Well, that was comforting. “Any idea how I might make it happen?”

She waved at me. “Enders. So useless when it comes to manipulation and planning. I will go to Requiem and request to be re-instated at his side. Of course, he will take me and then you will come to the throne room and challenge him to a duel.”

Ash cleared his throat. “That seems too easy. What aren’t you telling us?”

She put a hand to her chest, splaying her fingers as her eyes widened. “Whatever do you mean?”

“He means you have something up the proverbial sleeve,” I pointed out.

Perhaps we would have had more of a discussion, but a sudden shout up the street startled us all. Blue reached for the twins, dragging them close. “Come, children, we are going to visit your father.”

We ducked behind a house as Blue dragged Sting and Ray toward the voices. Castle guards swept around the corner, lowering their tridents upon seeing them. “Drop your weapons. Do you not recognize your queen when you see her?” Blue spit the words at them and I had to admit, she sounded queenly. Or at least, like the only queen I’d ever known.

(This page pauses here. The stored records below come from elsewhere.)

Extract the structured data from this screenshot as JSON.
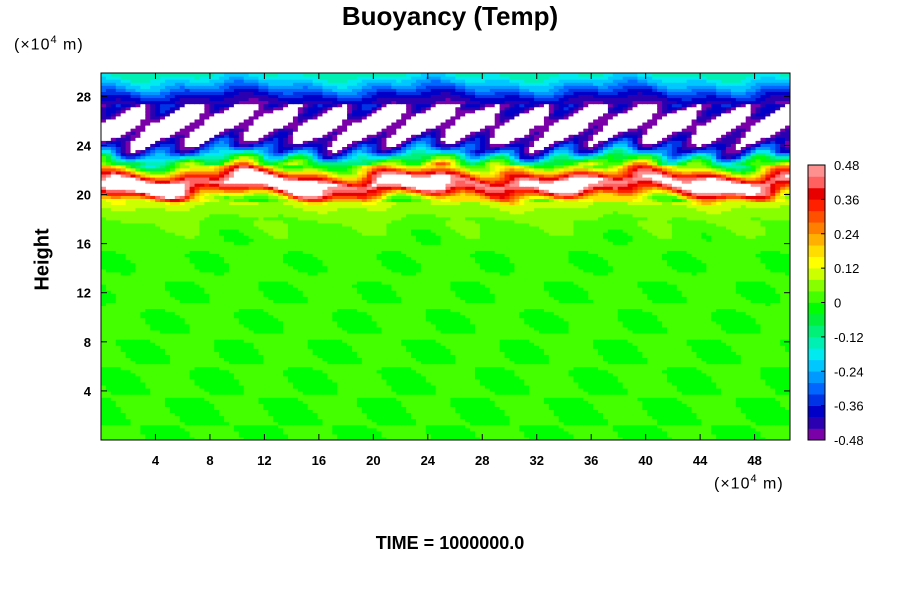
{
  "title": "Buoyancy (Temp)",
  "time_label": "TIME = 1000000.0",
  "x_unit": {
    "prefix": "(×10",
    "exp": "4",
    "suffix": " m)"
  },
  "y_unit": {
    "prefix": "(×10",
    "exp": "4",
    "suffix": " m)"
  },
  "colors": {
    "palette": [
      "#7a00a8",
      "#2a00b0",
      "#0000c8",
      "#0033e6",
      "#0066ff",
      "#0099ff",
      "#00c8ff",
      "#00eaf0",
      "#00f0b4",
      "#00f078",
      "#00f03c",
      "#00ff00",
      "#44ff00",
      "#88ff00",
      "#ccff00",
      "#ffff00",
      "#ffdd00",
      "#ffb000",
      "#ff8000",
      "#ff5000",
      "#ff2000",
      "#e80000",
      "#ff6060",
      "#ff9090"
    ],
    "white": "#ffffff"
  },
  "chart_data": {
    "type": "heatmap",
    "title": "Buoyancy (Temp)",
    "xlabel": "",
    "ylabel": "Height",
    "xlim": [
      0,
      50.6
    ],
    "ylim": [
      0,
      29.9
    ],
    "xticks": [
      4,
      8,
      12,
      16,
      20,
      24,
      28,
      32,
      36,
      40,
      44,
      48
    ],
    "xtick_labels": [
      "4",
      "8",
      "12",
      "16",
      "20",
      "24",
      "28",
      "32",
      "36",
      "40",
      "44",
      "48"
    ],
    "yticks": [
      4,
      8,
      12,
      16,
      20,
      24,
      28
    ],
    "ytick_labels": [
      "4",
      "8",
      "12",
      "16",
      "20",
      "24",
      "28"
    ],
    "colorbar": {
      "min": -0.48,
      "max": 0.48,
      "ticks": [
        0.48,
        0.36,
        0.24,
        0.12,
        0,
        -0.12,
        -0.24,
        -0.36,
        -0.48
      ],
      "tick_labels": [
        "0.48",
        "0.36",
        "0.24",
        "0.12",
        "0",
        "-0.12",
        "-0.24",
        "-0.36",
        "-0.48"
      ]
    },
    "value_profile": [
      {
        "height": 0,
        "value": 0.0
      },
      {
        "height": 16,
        "value": 0.01
      },
      {
        "height": 18,
        "value": 0.04
      },
      {
        "height": 19.6,
        "value": 0.1
      },
      {
        "height": 20.3,
        "value": 0.4
      },
      {
        "height": 21.0,
        "value": 0.55
      },
      {
        "height": 21.6,
        "value": 0.36
      },
      {
        "height": 22.2,
        "value": 0.12
      },
      {
        "height": 22.8,
        "value": -0.05
      },
      {
        "height": 23.5,
        "value": -0.3
      },
      {
        "height": 24.2,
        "value": -0.42
      },
      {
        "height": 25.0,
        "value": -0.5
      },
      {
        "height": 26.0,
        "value": -0.55
      },
      {
        "height": 27.0,
        "value": -0.46
      },
      {
        "height": 28.0,
        "value": -0.38
      },
      {
        "height": 29.0,
        "value": -0.24
      },
      {
        "height": 29.9,
        "value": -0.14
      }
    ]
  }
}
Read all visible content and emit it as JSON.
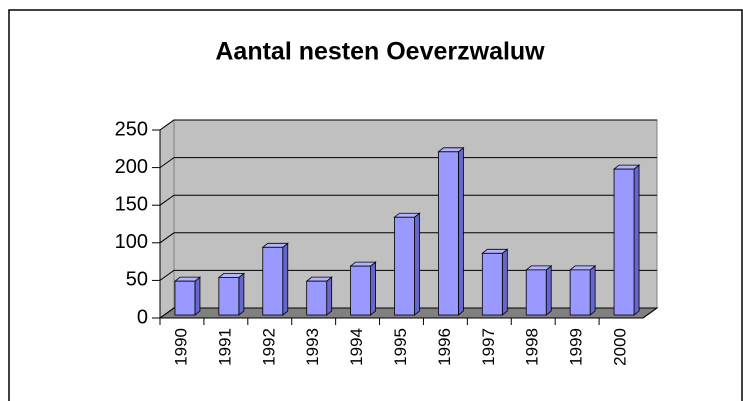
{
  "chart_data": {
    "type": "bar",
    "title": "Aantal nesten Oeverzwaluw",
    "categories": [
      "1990",
      "1991",
      "1992",
      "1993",
      "1994",
      "1995",
      "1996",
      "1997",
      "1998",
      "1999",
      "2000"
    ],
    "values": [
      45,
      50,
      90,
      45,
      65,
      130,
      217,
      82,
      60,
      60,
      194
    ],
    "color": "#9999ff",
    "ylim": [
      0,
      250
    ],
    "yticks": [
      0,
      50,
      100,
      150,
      200,
      250
    ],
    "grid": true
  }
}
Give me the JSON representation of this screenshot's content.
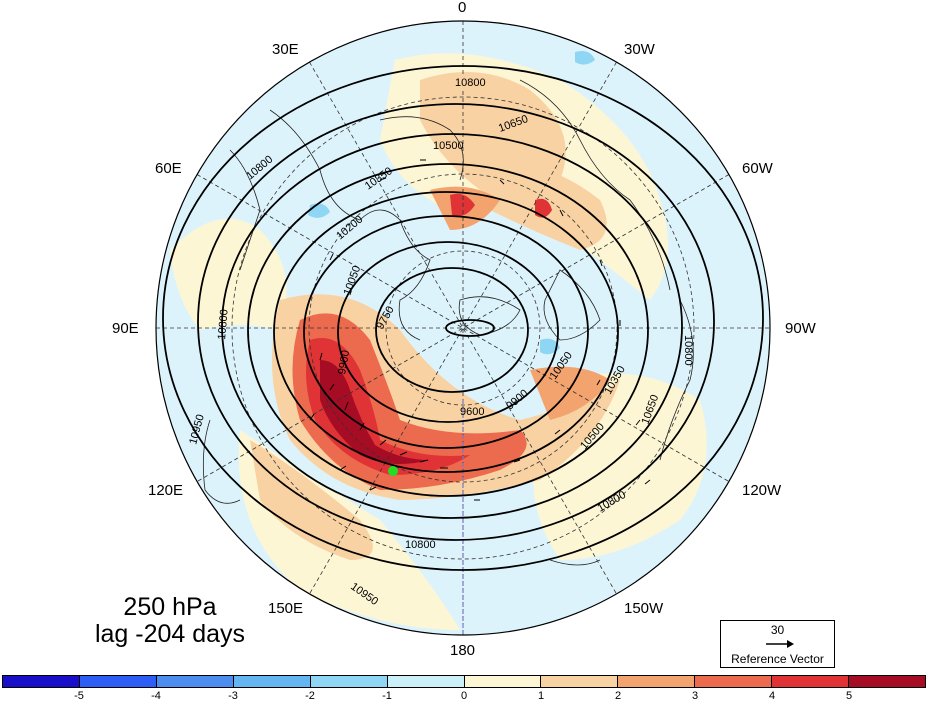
{
  "map": {
    "projection": "north polar stereographic",
    "longitude_labels": [
      "0",
      "30W",
      "60W",
      "90W",
      "120W",
      "150W",
      "180",
      "150E",
      "120E",
      "90E",
      "60E",
      "30E"
    ],
    "contour_labels": [
      "10800",
      "10650",
      "10500",
      "10350",
      "10200",
      "10050",
      "9750",
      "9900",
      "9600",
      "10950"
    ],
    "marker_color": "#22dd22"
  },
  "info": {
    "level": "250 hPa",
    "lag": "lag -204 days"
  },
  "reference_vector": {
    "magnitude": "30",
    "label": "Reference Vector"
  },
  "colorbar": {
    "colors": [
      "#1a0fc8",
      "#2c5ef5",
      "#4b8ef0",
      "#63b6f2",
      "#8fd6f4",
      "#cbf0f7",
      "#fdf6d5",
      "#f8d2a3",
      "#f3a36e",
      "#ec6a4e",
      "#e03335",
      "#a60c24"
    ],
    "labels": [
      "-5",
      "-4",
      "-3",
      "-2",
      "-1",
      "0",
      "1",
      "2",
      "3",
      "4",
      "5"
    ]
  },
  "colors": {
    "ocean_bg": "#ddf3fb",
    "contour": "#000000",
    "land_outline": "#222222"
  }
}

The guards surrounded them and escorted them up the road, Blue snapping at them every few feet.

Sting and Ray both glanced back and the look in their eyes sliced me open. Hollow, empty, as if they knew what was coming for them.

Ash grabbed me and held me back. “No, you can’t. We can’t help any of them if we’re caught now. We have to figure out what the hell is going on with Requiem before we face him.”

I turned, surprise filtering through me. “So you’re with me now?”

“Do I have a choice? The only way to get us all out of here is to convince Requiem to let us go. And that isn’t going to happen, is it? So we have to kill him.”

Ayu shook her head. “You speak true. There is no way he will let you go. Come, quickly.”